Several panelists, however, gave their highest score to non-hospital operators, such as Peebles.
One evaluator gave every one of the four hospital proposals a score of zero, and gave developer Fortis, a non-hospital bidder failing to meet the minimum healthcare requirements, a perfect score of 70.
If the community groups are successful in their bid to throw out non-compliant scores, a full-service hospital proposal by the Prime Healthcare Foundation would move into second place, knocking Peebles into third. BHP’s ranking would not be affected.
Deep-pocketed Prime Healthcare Foundation, together with it’s parent company, operates 25 hospitals across six states. Prime proposes to operate LICH from four core buildings, immediately return services to previous levels and beyond, and improve efficiency.

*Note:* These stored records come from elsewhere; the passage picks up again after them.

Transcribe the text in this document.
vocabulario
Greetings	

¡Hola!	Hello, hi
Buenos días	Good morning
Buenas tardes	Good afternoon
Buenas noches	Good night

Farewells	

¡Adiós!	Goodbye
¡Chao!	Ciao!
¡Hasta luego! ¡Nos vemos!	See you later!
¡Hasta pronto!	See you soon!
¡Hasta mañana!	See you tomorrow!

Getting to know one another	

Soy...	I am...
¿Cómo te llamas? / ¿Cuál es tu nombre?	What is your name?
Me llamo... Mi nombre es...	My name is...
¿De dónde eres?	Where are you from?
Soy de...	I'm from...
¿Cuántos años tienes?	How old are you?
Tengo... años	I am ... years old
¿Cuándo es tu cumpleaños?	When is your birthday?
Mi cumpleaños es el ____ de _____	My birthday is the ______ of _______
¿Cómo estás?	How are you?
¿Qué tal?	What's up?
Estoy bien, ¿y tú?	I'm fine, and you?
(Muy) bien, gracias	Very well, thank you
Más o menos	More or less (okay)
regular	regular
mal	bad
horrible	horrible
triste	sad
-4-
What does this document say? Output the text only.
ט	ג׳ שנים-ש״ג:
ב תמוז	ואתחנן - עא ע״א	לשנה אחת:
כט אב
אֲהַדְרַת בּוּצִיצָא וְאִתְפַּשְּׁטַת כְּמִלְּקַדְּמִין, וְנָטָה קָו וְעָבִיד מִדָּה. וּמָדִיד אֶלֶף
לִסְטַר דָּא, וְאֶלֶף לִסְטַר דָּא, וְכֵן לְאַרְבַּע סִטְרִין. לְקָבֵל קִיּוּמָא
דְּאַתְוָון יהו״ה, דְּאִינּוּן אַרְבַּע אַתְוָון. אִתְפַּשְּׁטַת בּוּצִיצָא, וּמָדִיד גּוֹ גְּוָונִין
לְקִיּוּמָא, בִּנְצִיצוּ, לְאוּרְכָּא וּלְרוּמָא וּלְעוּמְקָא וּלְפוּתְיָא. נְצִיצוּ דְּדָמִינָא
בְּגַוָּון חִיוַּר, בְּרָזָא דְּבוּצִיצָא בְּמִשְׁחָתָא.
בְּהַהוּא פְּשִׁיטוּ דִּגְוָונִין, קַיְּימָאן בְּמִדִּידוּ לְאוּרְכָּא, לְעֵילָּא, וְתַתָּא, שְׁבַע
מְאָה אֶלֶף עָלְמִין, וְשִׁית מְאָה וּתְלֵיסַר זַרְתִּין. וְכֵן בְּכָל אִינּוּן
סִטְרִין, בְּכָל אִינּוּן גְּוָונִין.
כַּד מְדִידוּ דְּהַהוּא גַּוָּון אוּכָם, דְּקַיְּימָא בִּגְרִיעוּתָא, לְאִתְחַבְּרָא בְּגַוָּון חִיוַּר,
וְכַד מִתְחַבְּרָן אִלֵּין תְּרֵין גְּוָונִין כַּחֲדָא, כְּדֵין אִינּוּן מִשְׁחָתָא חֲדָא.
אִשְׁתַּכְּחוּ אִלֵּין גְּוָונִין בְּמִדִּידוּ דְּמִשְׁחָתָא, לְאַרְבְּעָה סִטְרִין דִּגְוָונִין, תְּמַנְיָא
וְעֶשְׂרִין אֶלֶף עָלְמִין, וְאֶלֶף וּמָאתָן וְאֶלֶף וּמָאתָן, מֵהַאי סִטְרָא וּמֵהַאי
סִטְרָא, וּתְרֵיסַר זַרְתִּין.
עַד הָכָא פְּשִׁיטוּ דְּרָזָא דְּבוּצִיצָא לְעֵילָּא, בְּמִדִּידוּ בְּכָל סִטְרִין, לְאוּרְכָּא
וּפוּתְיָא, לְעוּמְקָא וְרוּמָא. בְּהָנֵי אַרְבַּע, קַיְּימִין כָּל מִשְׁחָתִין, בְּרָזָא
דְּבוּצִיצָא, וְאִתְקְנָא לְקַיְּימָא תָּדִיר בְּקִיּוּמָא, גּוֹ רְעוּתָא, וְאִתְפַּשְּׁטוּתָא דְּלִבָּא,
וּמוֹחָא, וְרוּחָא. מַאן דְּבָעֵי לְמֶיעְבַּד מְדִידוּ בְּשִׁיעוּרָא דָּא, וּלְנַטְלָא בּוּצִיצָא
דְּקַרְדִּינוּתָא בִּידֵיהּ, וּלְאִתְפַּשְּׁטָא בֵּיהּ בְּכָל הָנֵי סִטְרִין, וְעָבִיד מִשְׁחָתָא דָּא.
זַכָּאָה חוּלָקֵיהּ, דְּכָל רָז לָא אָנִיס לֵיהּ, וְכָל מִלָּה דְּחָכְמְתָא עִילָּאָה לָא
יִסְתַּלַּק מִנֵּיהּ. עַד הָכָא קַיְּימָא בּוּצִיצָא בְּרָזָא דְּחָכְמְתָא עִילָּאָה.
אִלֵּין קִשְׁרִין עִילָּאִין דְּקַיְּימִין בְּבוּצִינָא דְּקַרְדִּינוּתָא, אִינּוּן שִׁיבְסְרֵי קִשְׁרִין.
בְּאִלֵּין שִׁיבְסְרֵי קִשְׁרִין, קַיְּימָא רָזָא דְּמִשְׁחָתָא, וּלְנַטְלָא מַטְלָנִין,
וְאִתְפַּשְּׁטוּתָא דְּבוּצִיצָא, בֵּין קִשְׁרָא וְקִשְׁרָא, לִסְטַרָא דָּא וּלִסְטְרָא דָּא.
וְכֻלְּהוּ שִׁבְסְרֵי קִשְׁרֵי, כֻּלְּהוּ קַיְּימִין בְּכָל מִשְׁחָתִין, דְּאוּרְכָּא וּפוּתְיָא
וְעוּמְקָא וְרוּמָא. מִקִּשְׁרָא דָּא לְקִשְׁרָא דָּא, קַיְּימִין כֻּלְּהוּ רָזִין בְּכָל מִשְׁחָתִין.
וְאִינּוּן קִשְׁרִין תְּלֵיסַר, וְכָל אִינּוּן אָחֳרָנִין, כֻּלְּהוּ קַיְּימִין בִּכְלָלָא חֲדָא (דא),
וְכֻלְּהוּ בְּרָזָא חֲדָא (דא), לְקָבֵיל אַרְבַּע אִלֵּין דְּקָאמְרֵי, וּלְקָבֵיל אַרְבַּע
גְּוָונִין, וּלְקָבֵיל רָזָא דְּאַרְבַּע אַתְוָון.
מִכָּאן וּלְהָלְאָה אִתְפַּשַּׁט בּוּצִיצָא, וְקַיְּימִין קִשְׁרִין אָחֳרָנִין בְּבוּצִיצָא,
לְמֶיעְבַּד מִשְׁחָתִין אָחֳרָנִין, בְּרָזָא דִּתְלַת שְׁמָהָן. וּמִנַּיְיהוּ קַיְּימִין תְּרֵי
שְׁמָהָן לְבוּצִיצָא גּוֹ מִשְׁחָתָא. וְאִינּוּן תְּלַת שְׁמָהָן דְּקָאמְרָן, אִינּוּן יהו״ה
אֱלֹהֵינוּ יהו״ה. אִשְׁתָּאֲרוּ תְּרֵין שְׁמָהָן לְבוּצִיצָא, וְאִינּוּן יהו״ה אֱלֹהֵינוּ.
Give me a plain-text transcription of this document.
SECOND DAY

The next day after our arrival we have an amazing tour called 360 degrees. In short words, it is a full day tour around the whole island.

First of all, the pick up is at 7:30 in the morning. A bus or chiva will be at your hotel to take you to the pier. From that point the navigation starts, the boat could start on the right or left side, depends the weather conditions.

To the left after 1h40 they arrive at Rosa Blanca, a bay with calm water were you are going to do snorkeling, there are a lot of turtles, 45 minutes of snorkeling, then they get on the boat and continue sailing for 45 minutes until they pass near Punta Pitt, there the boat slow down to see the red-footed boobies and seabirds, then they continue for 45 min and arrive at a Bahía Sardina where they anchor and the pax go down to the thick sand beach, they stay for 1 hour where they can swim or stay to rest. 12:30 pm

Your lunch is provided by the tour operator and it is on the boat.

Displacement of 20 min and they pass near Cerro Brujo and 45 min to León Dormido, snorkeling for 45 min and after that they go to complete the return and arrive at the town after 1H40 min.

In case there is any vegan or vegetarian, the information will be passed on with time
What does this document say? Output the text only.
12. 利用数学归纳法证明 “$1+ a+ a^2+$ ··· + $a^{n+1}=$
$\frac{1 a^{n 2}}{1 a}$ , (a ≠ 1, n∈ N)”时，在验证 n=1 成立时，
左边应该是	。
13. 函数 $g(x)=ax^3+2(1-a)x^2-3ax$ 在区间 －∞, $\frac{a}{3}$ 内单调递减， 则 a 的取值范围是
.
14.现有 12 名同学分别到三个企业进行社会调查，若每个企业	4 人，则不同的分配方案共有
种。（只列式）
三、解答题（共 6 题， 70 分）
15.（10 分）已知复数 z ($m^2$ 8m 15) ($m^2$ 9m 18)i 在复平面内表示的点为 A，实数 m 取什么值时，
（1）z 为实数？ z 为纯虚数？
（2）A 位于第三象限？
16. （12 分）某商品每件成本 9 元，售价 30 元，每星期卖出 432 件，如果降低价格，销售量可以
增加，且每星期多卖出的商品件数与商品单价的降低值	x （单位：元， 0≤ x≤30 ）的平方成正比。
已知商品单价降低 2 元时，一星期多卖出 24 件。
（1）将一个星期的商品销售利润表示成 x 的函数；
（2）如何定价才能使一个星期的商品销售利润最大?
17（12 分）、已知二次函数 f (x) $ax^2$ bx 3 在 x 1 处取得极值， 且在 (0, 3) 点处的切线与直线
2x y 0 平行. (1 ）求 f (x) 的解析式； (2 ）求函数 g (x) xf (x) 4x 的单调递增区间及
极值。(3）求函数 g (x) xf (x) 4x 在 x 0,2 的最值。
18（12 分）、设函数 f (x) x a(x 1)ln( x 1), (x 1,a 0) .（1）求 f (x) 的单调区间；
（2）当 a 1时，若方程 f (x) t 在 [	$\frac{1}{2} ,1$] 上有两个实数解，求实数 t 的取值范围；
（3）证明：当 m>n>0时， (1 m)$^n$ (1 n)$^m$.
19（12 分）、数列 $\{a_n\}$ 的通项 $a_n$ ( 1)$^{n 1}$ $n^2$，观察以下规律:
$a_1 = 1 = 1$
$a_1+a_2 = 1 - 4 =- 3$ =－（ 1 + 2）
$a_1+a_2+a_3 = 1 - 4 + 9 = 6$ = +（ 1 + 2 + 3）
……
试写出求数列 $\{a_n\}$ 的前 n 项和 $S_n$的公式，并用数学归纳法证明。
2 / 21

Prime also commits to investing $40 million in infrastructure improvements and capital expenditures.
SUNY attorney Frank Carone objected to throwing out the questionable scores, however, warning of a situation where “we get mired in litigation.”
Justice Baynes gave SUNY permission to continue negotiations with Peebles while legal talks continue, but warned them not to sign any contracts.
“Today was one of the toughest court days for everyone,” said Susan Raboy, spokesperson for Patients for LICH. “Because — yes, there’s the money — but it’s about lives and jobs. It was one of the most emotional hearings we’ve had.” Raboy said when she heard about plans to park a mobile medical van in front of the hospital as part of the interim plan, “I was so outraged.”